3 Type in a Project name and select Project location directory. Click Next.
4 In New Project Wizard, load photos and specify photo properties.
4.1 Select Rig Type. Nadir, Oblique, and Multispectral photos are supported in LiMapper.
4.2 Click to browse to and import the aerial photos included in the sample data folder.
4.3 Edit image POS data.
LiMapper uses flight trajectory or POS information to speed up processing and to georeference output products generated from aerial imagery. LiMapper can read coordinates (longitude, latitude, altitude) embedded in photo EXIF, and coordinates stored in separate POS file (.txt or .csv).
4.3.1 If POS is embedded in photo EXIF: Click Edit under Image Geolocation to specify the coordinate system for the input imageries. If external POS file need to be used, skip this step and go to next.
4.3.2 If separate POS file is used: Click to import POS file. Then in POS Editor window, click Edit to select POS Coordinate System. Skip Lines to skip the header row if necessary. Match the columns with these necessary inputs: Longitude, Latitude, Altitude. For other columns, select Ignore. Click OK to save settings.
Select Default when Vertical Coordinate System is ellipsoid height.
4.4 Click Next.
5 Select Output Coordinate System. The default Horizontal Coordinate System is the auto detected UTM zone for the project area, and the default Vertical Coordinate System would be the same as the input Vertical Coordinate System. Click Finish.
Select Output Products
In the Process ribbon, a streamlined workflow has been created and will run in sequence to perform a Photo Alignment, process a Dense Cloud, and generate Terrain models and a Mosaic map, once user clicks Start Process. Before running the automated process, user can customize processing and output parameters.
6 Under Home, click Configure in Process ribbon.
7 Accept default parameters for Align Photos and Build Dense Cloud.
8 Click Build DEM/DSM. Select/unselect Build DSM/Build DEM to control what terrain models are generated. Change the Resolution if needed.
- DEM: Digital Elevation Model;
- DSM: Digital Surface Model
9 Click Build Orthomosaic. Select a mode to generate Orthomosaic imagery. Change Resolution if needed.

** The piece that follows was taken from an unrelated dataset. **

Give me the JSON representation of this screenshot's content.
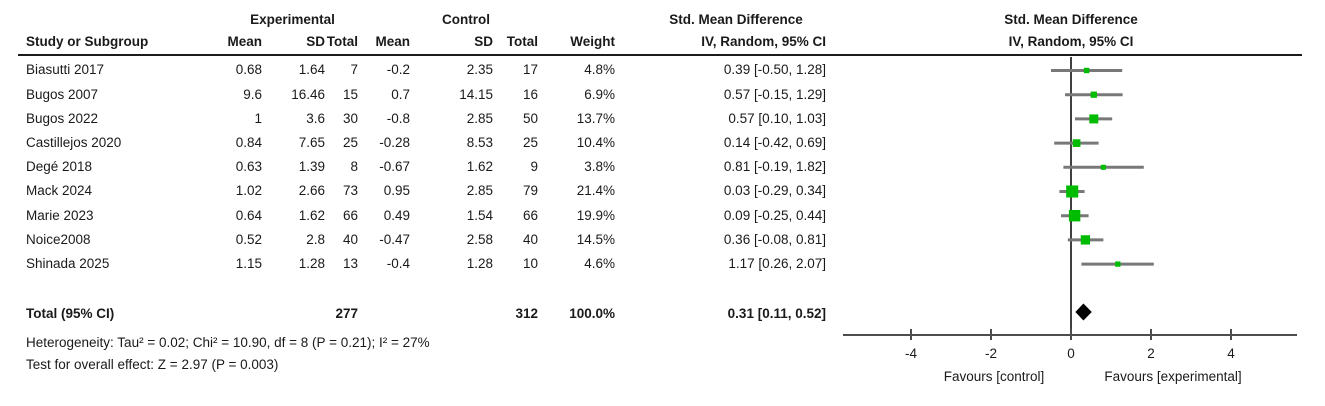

The default mode Pixel-level mosaic based on surface model has the best performance and fast processing speed under most circumstances. Navigate through the modes and read their descriptions to select one that is appropriate for your surveying environment.
10 Click OK.
11 Click Start Process to run the streamlined process.
12 When the LiMapper workflow has finished, the Dense Points, Orthomosaic map, and DEM/DSM can be exported to .ply file and .tiff file. In Export ribbon, click the product to export, and navigate through the export wizard.
13 The POS of images, GCPs, and photos after distortion correction can also be exported using options included in the Export ribbon.